Because buffers are caller-allocated, the driver and application must cooperate to handle large strings; the driver must truncate the value, and the application can try to fetch the value again.
ODBC uses length buffers rather than offsets, requiring another conversion to/from Arrow string arrays.
Hence, we think just extending ODBC is insufficient to meet the goals of ADBC. ODBC will always be valuable for wider database support, and providing an Arrow-based API on top of ODBC is useful. ADBC would allow implementing/optimizing this conversion in a common library, provide a simpler interface for consumers, and would provide an API that Arrow-native or otherwise columnar systems can implement to bypass this wrapper.
ADBC, JDBC, and ODBC are database-agnostic. They define the API that the application uses, but not how that API is implemented, instead deferring to drivers to fulfill requests using the protocol of their choice. JDBC and (generally) ODBC offer results in a row-oriented format, while ADBC offers columnar Arrow data.#
Protocols/libraries like libpq (Postgres) and TDS (SQL Server) are database-specific and row-oriented. Multiple databases may implement the same protocol to try to reuse each other’s work, e.g. several databases implement the Postgres wire protocol to benefit from its driver implementations. But the protocol itself was not designed with multiple databases in mind, nor are the protocols generally meant to be used directly by applications.
Some database-specific protocols are Arrow-native, like those of BigQuery and ClickHouse. Flight SQL additionally is meant to be database-agnostic, but it defines both the client-facing API and the underlying protocol, so it’s hard for applications to use it as the API for databases that don’t already implement Flight SQL.
Existing database client APIs#
- Arrow Flight SQL
A standard building on top of Arrow Flight, defining how to use Flight to talk to databases, retrieve metadata, execute queries, and so on.

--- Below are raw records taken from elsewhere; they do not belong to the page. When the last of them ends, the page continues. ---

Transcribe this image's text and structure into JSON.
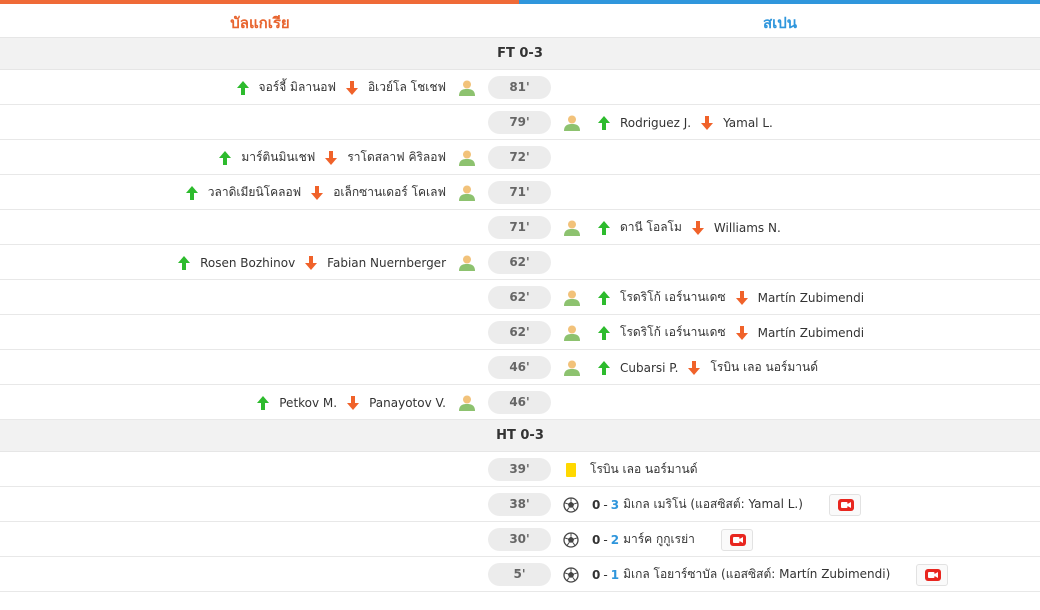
{
  "teams": {
    "home": "บัลแกเรีย",
    "away": "สเปน"
  },
  "colors": {
    "home": "#e8642e",
    "away": "#2f96dc",
    "in_arrow": "#2dbb2d",
    "out_arrow": "#f0622a",
    "card": "#ffd800",
    "video": "#e8261f"
  },
  "sections": {
    "ft": "FT 0-3",
    "ht": "HT 0-3"
  },
  "events": [
    {
      "minute": "81'",
      "side": "home",
      "type": "sub",
      "in": "จอร์จี้ มิลานอฟ",
      "out": "อิเวย์โล โชเชฟ"
    },
    {
      "minute": "79'",
      "side": "away",
      "type": "sub",
      "in": "Rodriguez J.",
      "out": "Yamal L."
    },
    {
      "minute": "72'",
      "side": "home",
      "type": "sub",
      "in": "มาร์ตินมินเชฟ",
      "out": "ราโดสลาฟ คิริลอฟ"
    },
    {
      "minute": "71'",
      "side": "home",
      "type": "sub",
      "in": "วลาดิเมียนิโคลอฟ",
      "out": "อเล็กซานเดอร์ โคเลฟ"
    },
    {
      "minute": "71'",
      "side": "away",
      "type": "sub",
      "in": "ดานี โอลโม",
      "out": "Williams N."
    },
    {
      "minute": "62'",
      "side": "home",
      "type": "sub",
      "in": "Rosen Bozhinov",
      "out": "Fabian Nuernberger"
    },
    {
      "minute": "62'",
      "side": "away",
      "type": "sub",
      "in": "โรดริโก้ เอร์นานเดซ",
      "out": "Martín Zubimendi"
    },
    {
      "minute": "62'",
      "side": "away",
      "type": "sub",
      "in": "โรดริโก้ เอร์นานเดซ",
      "out": "Martín Zubimendi"
    },
    {
      "minute": "46'",
      "side": "away",
      "type": "sub",
      "in": "Cubarsi P.",
      "out": "โรบิน เลอ นอร์มานด์"
    },
    {
      "minute": "46'",
      "side": "home",
      "type": "sub",
      "in": "Petkov M.",
      "out": "Panayotov V."
    },
    {
      "minute": "39'",
      "side": "away",
      "type": "card",
      "player": "โรบิน เลอ นอร์มานด์"
    },
    {
      "minute": "38'",
      "side": "away",
      "type": "goal",
      "home_score": "0",
      "away_score": "3",
      "text": "มิเกล เมริโน่ (แอสซิสต์: Yamal L.)"
    },
    {
      "minute": "30'",
      "side": "away",
      "type": "goal",
      "home_score": "0",
      "away_score": "2",
      "text": "มาร์ค กูกูเรย่า"
    },
    {
      "minute": "5'",
      "side": "away",
      "type": "goal",
      "home_score": "0",
      "away_score": "1",
      "text": "มิเกล โอยาร์ซาบัล (แอสซิสต์: Martín Zubimendi)"
    }
  ]
}
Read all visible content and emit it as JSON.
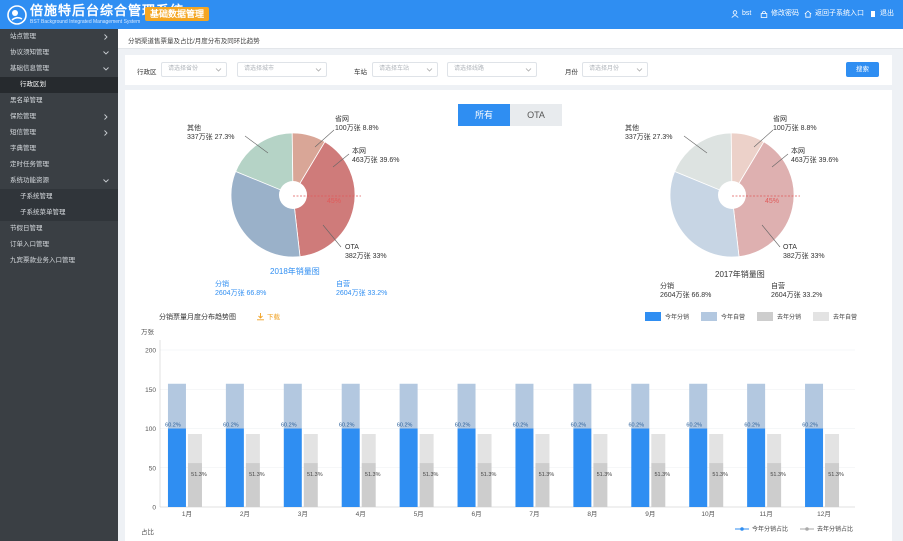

Provides a single client in C++ and Java language that talks to any database servers implementing the protocol. Models its API surface (though not API design) after JDBC and ODBC.
- DBI for R
An R package/ecosystem of packages for database access. Provides a single interface with “backends” for specific databases. While row-oriented, integration with Arrow is under consideration, including a sketch of effectively the same idea as ADBC.
- JDBC
A Java library for database access, providing row-based APIs. Provides a single interface with drivers for specific databases.
- ODBC
A language-agnostic standard from the ISO/IEC for database access, associated with Microsoft. Feature-wise, it is similar to JDBC (and indeed JDBC can wrap ODBC drivers), but it offers columnar data support through fetching buffers of column values. (See above for caveats.) Provides a single C interface with drivers for specific databases.
- PEP 249 (DBAPI 2.0)
A Python standard for database access providing row-based APIs. Not a singular package, but rather a set of interfaces that packages implement.
Existing libraries#
These are libraries which either 1) implement columnar data access for a particular system; or 2) could be used to implement such access.
- Arrow Flight
An RPC framework optimized for transferring Arrow record batches, with application-specific extension points but without any higher level semantics.
- Arrow JDBC
A Java submodule, part of Arrow/Java, that uses the JDBC API to produce Arrow data. Internally, it can read data only row-at-a-time.
- arrow-odbc
A Rust community project that uses the ODBC API to produce Arrow data, using ODBC’s buffer-based API to perform bulk copies. (See also: Turbodbc.)
- Arrowdantic
Python bindings for an implementation of ODBC<>Arrow in Rust.
- pgeon
A client that manually parses the Postgres wire format and produces Arrow data, bypassing JDBC/ODBC. While it attempts to optimize this case, the Postgres wire protocol is still row-oriented.
- Turbodbc
A set of Python ODBC bindings, implementing PEP 249, that also provides APIs to fetch data as Arrow batches, optimizing the conversion internally.
Papers#
Raasveldt, Mark, and Hannes Mühleisen. “Don’t Hold My Data Hostage - A Case for Client Protocol Redesign”. In Proceedings of the VLDB Endowment, 1022–1033, 2017.